Vers sur l’inauguration de la statue de Voltaire
Grand peintre, sage et sublime écrivain1 ,
Toi qui sut tour à tour nous instruire et nous plaire ;
C’en est fait, ta gloire est entière :
Tu voilà le héros d’un souper libertin !
Chez une courtisane, un laurier clandestin
A couronné ta tête octogénaire,
Et tu mets de moitié dans ton brillant destin
Une émérite de Cythère !
Pour elle, en vérité, c’est avoir trop d’égard.

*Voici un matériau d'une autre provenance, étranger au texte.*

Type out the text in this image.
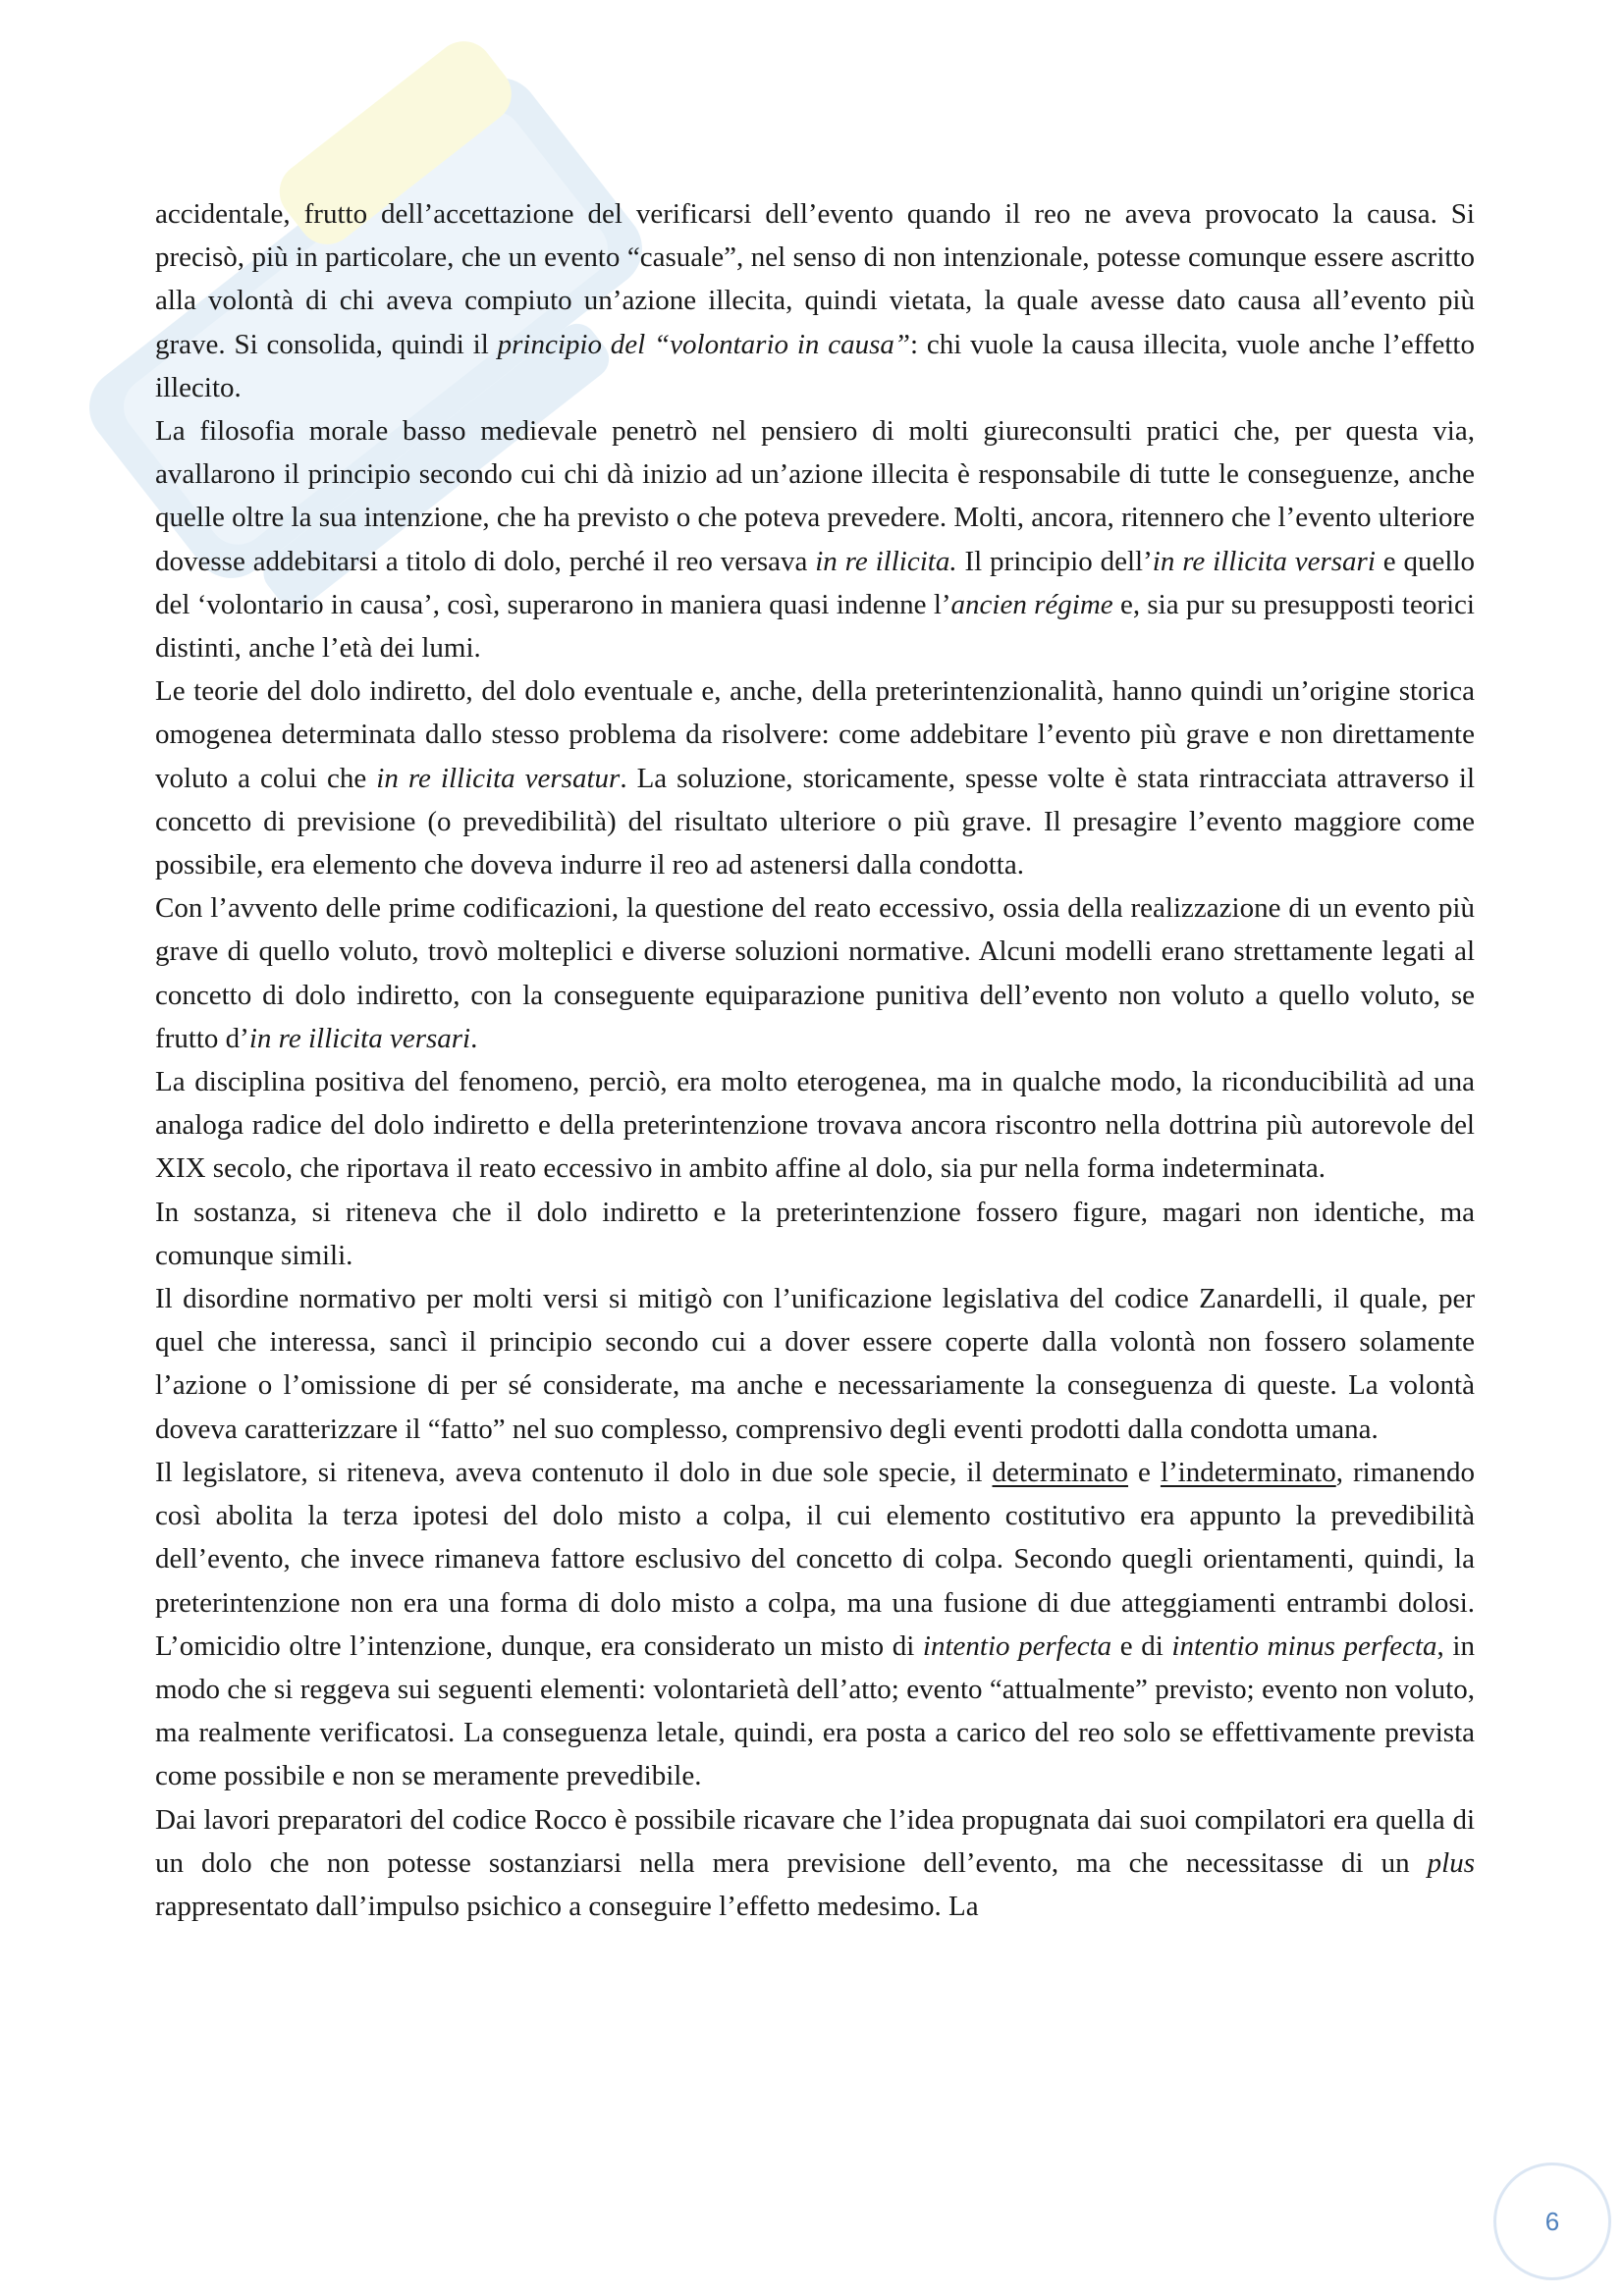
accidentale, frutto dell’accettazione del verificarsi dell’evento quando il reo ne aveva provocato la causa. Si precisò, più in particolare, che un evento “casuale”, nel senso di non intenzionale, potesse comunque essere ascritto alla volontà di chi aveva compiuto un’azione illecita, quindi vietata, la quale avesse dato causa all’evento più grave. Si consolida, quindi il principio del “volontario in causa”: chi vuole la causa illecita, vuole anche l’effetto illecito.

La filosofia morale basso medievale penetrò nel pensiero di molti giureconsulti pratici che, per questa via, avallarono il principio secondo cui chi dà inizio ad un’azione illecita è responsabile di tutte le conseguenze, anche quelle oltre la sua intenzione, che ha previsto o che poteva prevedere. Molti, ancora, ritennero che l’evento ulteriore dovesse addebitarsi a titolo di dolo, perché il reo versava in re illicita. Il principio dell’in re illicita versari e quello del ‘volontario in causa’, così, superarono in maniera quasi indenne l’ancien régime e, sia pur su presupposti teorici distinti, anche l’età dei lumi.

Le teorie del dolo indiretto, del dolo eventuale e, anche, della preterintenzionalità, hanno quindi un’origine storica omogenea determinata dallo stesso problema da risolvere: come addebitare l’evento più grave e non direttamente voluto a colui che in re illicita versatur. La soluzione, storicamente, spesse volte è stata rintracciata attraverso il concetto di previsione (o prevedibilità) del risultato ulteriore o più grave. Il presagire l’evento maggiore come possibile, era elemento che doveva indurre il reo ad astenersi dalla condotta.

Con l’avvento delle prime codificazioni, la questione del reato eccessivo, ossia della realizzazione di un evento più grave di quello voluto, trovò molteplici e diverse soluzioni normative. Alcuni modelli erano strettamente legati al concetto di dolo indiretto, con la conseguente equiparazione punitiva dell’evento non voluto a quello voluto, se frutto d’in re illicita versari.

La disciplina positiva del fenomeno, perciò, era molto eterogenea, ma in qualche modo, la riconducibilità ad una analoga radice del dolo indiretto e della preterintenzione trovava ancora riscontro nella dottrina più autorevole del XIX secolo, che riportava il reato eccessivo in ambito affine al dolo, sia pur nella forma indeterminata.

In sostanza, si riteneva che il dolo indiretto e la preterintenzione fossero figure, magari non identiche, ma comunque simili.

Il disordine normativo per molti versi si mitigò con l’unificazione legislativa del codice Zanardelli, il quale, per quel che interessa, sancì il principio secondo cui a dover essere coperte dalla volontà non fossero solamente l’azione o l’omissione di per sé considerate, ma anche e necessariamente la conseguenza di queste. La volontà doveva caratterizzare il “fatto” nel suo complesso, comprensivo degli eventi prodotti dalla condotta umana.

Il legislatore, si riteneva, aveva contenuto il dolo in due sole specie, il determinato e l’indeterminato, rimanendo così abolita la terza ipotesi del dolo misto a colpa, il cui elemento costitutivo era appunto la prevedibilità dell’evento, che invece rimaneva fattore esclusivo del concetto di colpa. Secondo quegli orientamenti, quindi, la preterintenzione non era una forma di dolo misto a colpa, ma una fusione di due atteggiamenti entrambi dolosi. L’omicidio oltre l’intenzione, dunque, era considerato un misto di intentio perfecta e di intentio minus perfecta, in modo che si reggeva sui seguenti elementi: volontarietà dell’atto; evento “attualmente” previsto; evento non voluto, ma realmente verificatosi. La conseguenza letale, quindi, era posta a carico del reo solo se effettivamente prevista come possibile e non se meramente prevedibile.

Dai lavori preparatori del codice Rocco è possibile ricavare che l’idea propugnata dai suoi compilatori era quella di un dolo che non potesse sostanziarsi nella mera previsione dell’evento, ma che necessitasse di un plus rappresentato dall’impulso psichico a conseguire l’effetto medesimo. La

6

L’auguste Clairon qu’on oublie,
Voudrait bien, pour comble de l’art,
Des honneurs immortels escamoter sa part
Et couvrir Frétillon du manteau d’Athalie.
Vivre dans l’avenir est, dit-on, sa folie ;
Voilà pourquoi la belle à tout hasard
Sur ton char de triomphe arrogamment s’appuie.
Elle espère qu’un jour, au Temple d’Uranie
Son buste avec le tien sera mis en regard.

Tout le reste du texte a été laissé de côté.